You have probably heard all the buzzwords people use when trying to explain quantum computing (superposition and entanglement ring a bell?). Fans of xkcd – “the webcomic of romance, sarcasm, math, and language” – already know that when a subject is both philosophically exciting and mathematically complex, it’s easy to develop weird ideas about it, like quantum. So, in this post, some of my colleagues and I thought we’d help clear up some common confusion about what these buzzwords mean, and how quantum computing actually works.
Let’s start with superposition. Actually, superposition itself is something we see every day in our classical world. Imagine playing two notes on a guitar; the sound you hear when you do this is a superposition of the two notes. Quantum superpositions are also made up of a combination of states, except the key difference is what happens when you perform a measurement. Despite the system existing in a perfectly well-defined superposition state, when you perform certain measurements on these systems you get random outcomes. So, the magic is actually observed as a special kind of quantum randomness. My colleague and member of the IBM Q team, Antonio Corcoles-Gonzalez, explains it better than I can:
Classical and Quantum Randomness
Now for entanglement. It’s this idea that you can’t describe two entangled particles independently of each other. Their states are tied together in ways that can’t be recreated in our classical world. If I measure one of them, I might observe that it behaved randomly, but it tells me what to expect when measuring the other particle, in the same way. As IBM researcher Kristan Temme explains in the video below, this phenomenon of perfect correlation holds true even if you measure your entangled particles at opposite ends of the galaxy. Harnessing entanglement for computation is considered to be a crucial ingredient for speeding up computation using quantum computers.

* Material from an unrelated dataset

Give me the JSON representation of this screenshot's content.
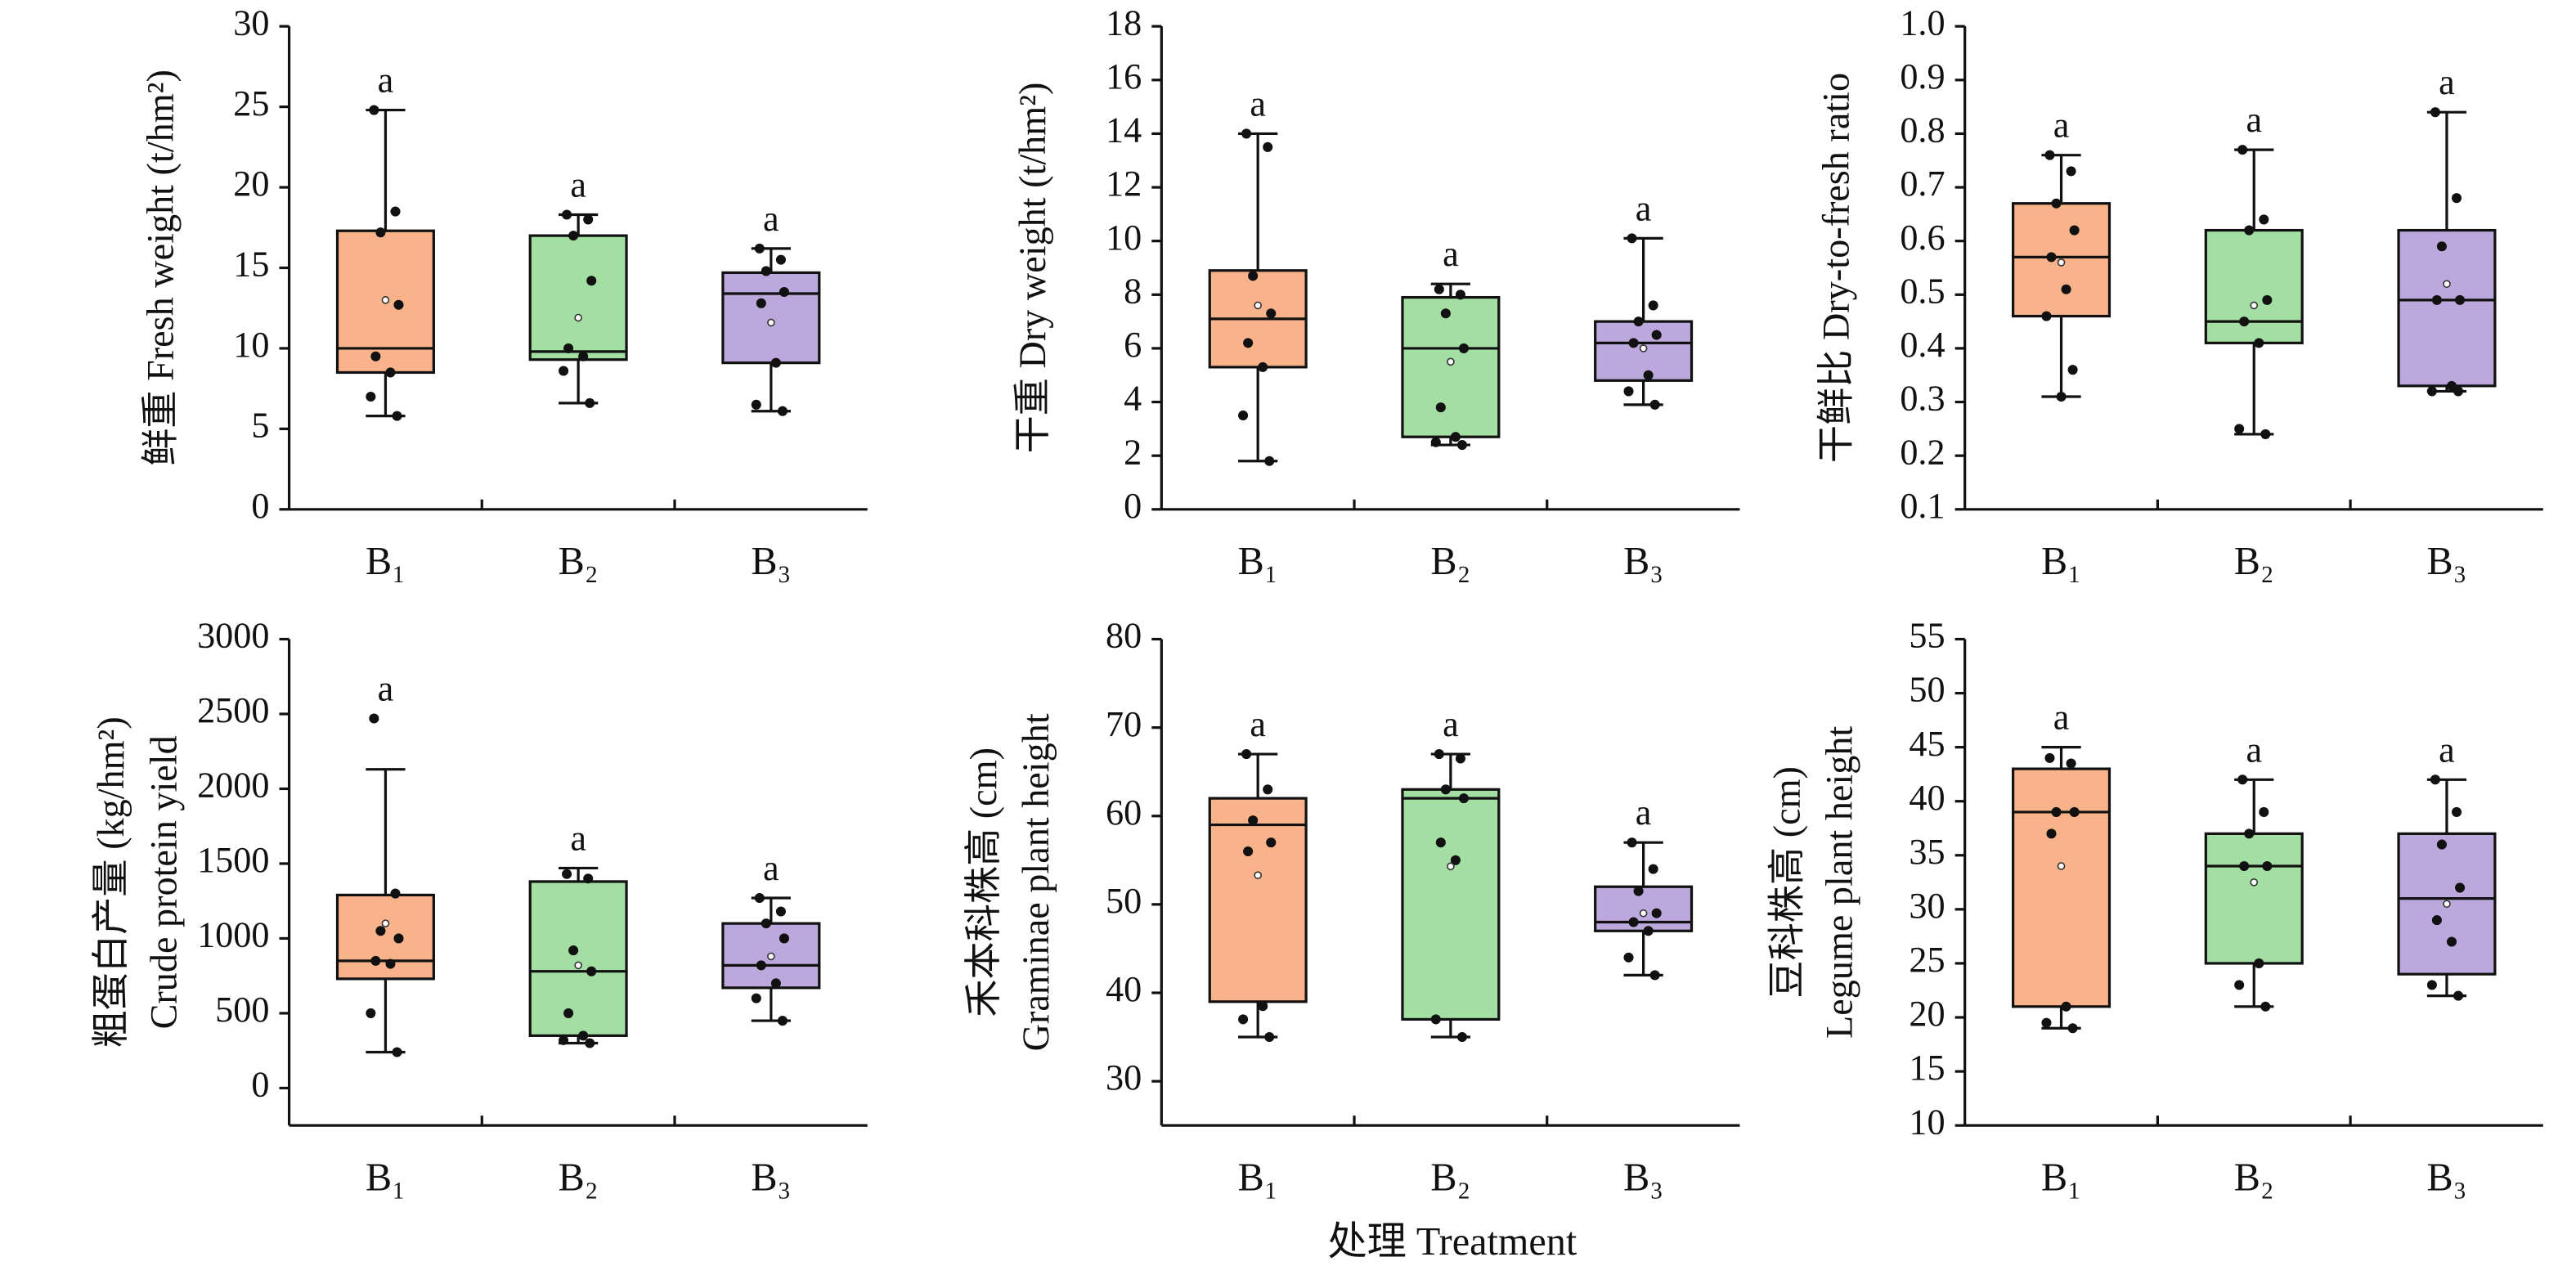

So how do quantum computers compute?
IBM researcher David Gosset’s explanation, below, is the best I’ve seen so far. Just like with classical computing, you need a set of instructions that represent a problem-solving approach (i.e. an algorithm), and you need a machine that can execute those instructions (i.e. a computer). The fact that quantum computers can actually create superpositions, entanglement, and other quantum effects means we get to write algorithms in a new way that we couldn’t before with classical machines.
Finally, how do you go from knowing what you want to do (i.e. create superposition, entanglement, etc.) to actually doing it on a real quantum computer through the IBM Q experience?
You use quantum gates, or operations that change the states of the qubits. IBM scientist Sarah Sheldon is a leading expert on quantum gates, so take it from her. In the video below, she’s picked out three examples to get you started with a quantum computer right away. After you check out her video, have a look at our Beginner’s Guide for a deeper dive.
As IBM Fellow, and father of quantum information theory Charlie Bennett says: “Get ready to think outside a box you didn’t know existed.” By now, you probably know what he means!